Depends what you want to do. If you're planning to take a ride on Sir Richard Branson's proposed Virgin Galactic service, the plans are that you'll need a week, as opposed to the years it takes to train as an astronaut.
What that training will involve is unclear at present but David Ashford, director of Bristol Spaceplanes, reckons that a week is overkill.
"You could do it in a day," he says. "All you're doing is sitting in a seat and you're strapped in - you've got no control over anything. What Virgin Galactic are talking about is a very brief whip up to space and back, being out of the atmosphere for maybe a few minutes."
The training you need will mainly get you used to the g-forces experienced during the trip.
"When you come back in from space, you pull out of a [steep] dive," says Ashford. "You're talking about four or five g for 10-20 seconds. That's quite a lot. You probably have to go in a centrifuge [in training] to check out you're OK."
Prospective passengers will also need a medical exam, but Ashford says this will probably be straightforward. In any case, a lot of the training will be just a precaution.
"Because this is a new industry, the authorities will start off being cautious and only take fit people and give them a lot more training than they need," says Ashford. "We'll find out by trial and error what training, what medical tests are needed."
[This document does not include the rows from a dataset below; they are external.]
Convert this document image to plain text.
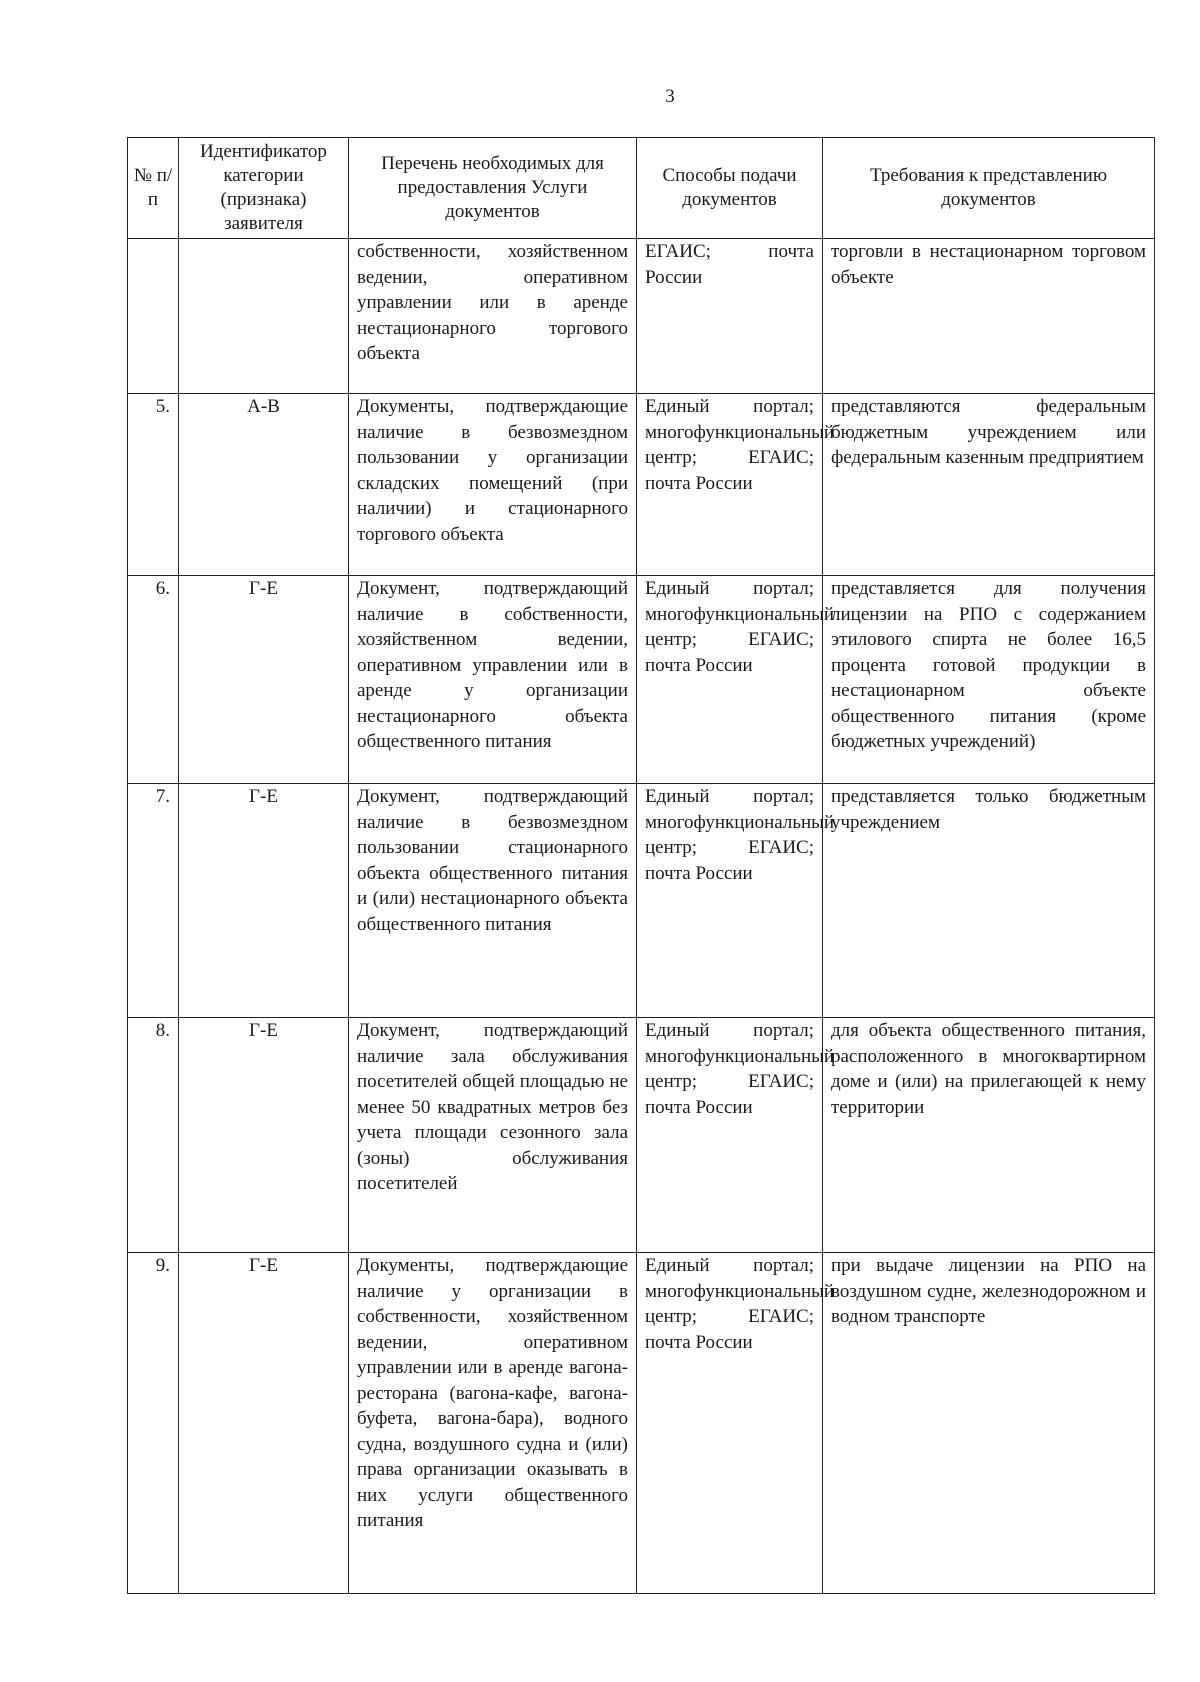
3
№ п/п	Идентификатор категории (признака) заявителя	Перечень необходимых для предоставления Услуги документов	Способы подачи документов	Требования к представлению документов
		собственности, хозяйственном ведении, оперативном управлении или в аренде нестационарного торгового объекта	ЕГАИС; почта России	торговли в нестационарном торговом объекте
5.	А-В	Документы, подтверждающие наличие в безвозмездном пользовании у организации складских помещений (при наличии) и стационарного торгового объекта	Единый портал; многофункциональный центр; ЕГАИС; почта России	представляются федеральным бюджетным учреждением или федеральным казенным предприятием
6.	Г-Е	Документ, подтверждающий наличие в собственности, хозяйственном ведении, оперативном управлении или в аренде у организации нестационарного объекта общественного питания	Единый портал; многофункциональный центр; ЕГАИС; почта России	представляется для получения лицензии на РПО с содержанием этилового спирта не более 16,5 процента готовой продукции в нестационарном объекте общественного питания (кроме бюджетных учреждений)
7.	Г-Е	Документ, подтверждающий наличие в безвозмездном пользовании стационарного объекта общественного питания и (или) нестационарного объекта общественного питания	Единый портал; многофункциональный центр; ЕГАИС; почта России	представляется только бюджетным учреждением
8.	Г-Е	Документ, подтверждающий наличие зала обслуживания посетителей общей площадью не менее 50 квадратных метров без учета площади сезонного зала (зоны) обслуживания посетителей	Единый портал; многофункциональный центр; ЕГАИС; почта России	для объекта общественного питания, расположенного в многоквартирном доме и (или) на прилегающей к нему территории
9.	Г-Е	Документы, подтверждающие наличие у организации в собственности, хозяйственном ведении, оперативном управлении или в аренде вагона-ресторана (вагона-кафе, вагона-буфета, вагона-бара), водного судна, воздушного судна и (или) права организации оказывать в них услуги общественного питания	Единый портал; многофункциональный центр; ЕГАИС; почта России	при выдаче лицензии на РПО на воздушном судне, железнодорожном и водном транспорте
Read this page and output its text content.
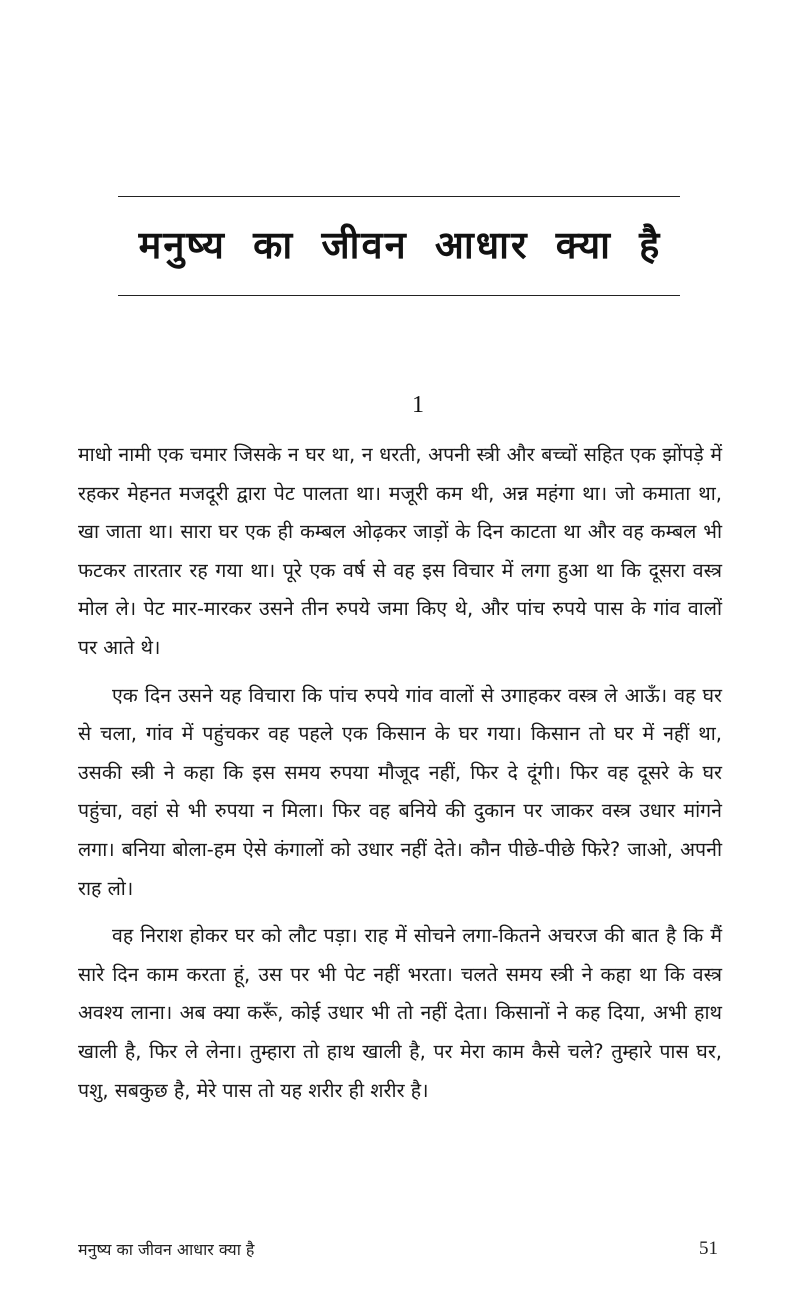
मनुष्य का जीवन आधार क्या है
1

माधो नामी एक चमार जिसके न घर था, न धरती, अपनी स्त्री और बच्चों सहित एक झोंपड़े में रहकर मेहनत मजदूरी द्वारा पेट पालता था। मजूरी कम थी, अन्न महंगा था। जो कमाता था, खा जाता था। सारा घर एक ही कम्बल ओढ़कर जाड़ों के दिन काटता था और वह कम्बल भी फटकर तारतार रह गया था। पूरे एक वर्ष से वह इस विचार में लगा हुआ था कि दूसरा वस्त्र मोल ले। पेट मार-मारकर उसने तीन रुपये जमा किए थे, और पांच रुपये पास के गांव वालों पर आते थे।

एक दिन उसने यह विचारा कि पांच रुपये गांव वालों से उगाहकर वस्त्र ले आऊँ। वह घर से चला, गांव में पहुंचकर वह पहले एक किसान के घर गया। किसान तो घर में नहीं था, उसकी स्त्री ने कहा कि इस समय रुपया मौजूद नहीं, फिर दे दूंगी। फिर वह दूसरे के घर पहुंचा, वहां से भी रुपया न मिला। फिर वह बनिये की दुकान पर जाकर वस्त्र उधार मांगने लगा। बनिया बोला-हम ऐसे कंगालों को उधार नहीं देते। कौन पीछे-पीछे फिरे? जाओ, अपनी राह लो।

वह निराश होकर घर को लौट पड़ा। राह में सोचने लगा-कितने अचरज की बात है कि मैं सारे दिन काम करता हूं, उस पर भी पेट नहीं भरता। चलते समय स्त्री ने कहा था कि वस्त्र अवश्य लाना। अब क्या करूँ, कोई उधार भी तो नहीं देता। किसानों ने कह दिया, अभी हाथ खाली है, फिर ले लेना। तुम्हारा तो हाथ खाली है, पर मेरा काम कैसे चले? तुम्हारे पास घर, पशु, सबकुछ है, मेरे पास तो यह शरीर ही शरीर है।

मनुष्य का जीवन आधार क्या है	51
Ashford says that if the Virgin plan is successful, it could trigger the far more tantalising idea of developing commercial spacecraft that can go into orbit, and potentially send people into space to stay in hotels there. In this case, passengers would need lots more training. They would be wearing pressure suits (so they'd need to know how to operate those) and would need to be happy with weightlessness by training in aeroplanes on parabolic flights - the so-called "vomit comets".
Ashford says: "In 15 years' time there will be a million people a year going to space hotels."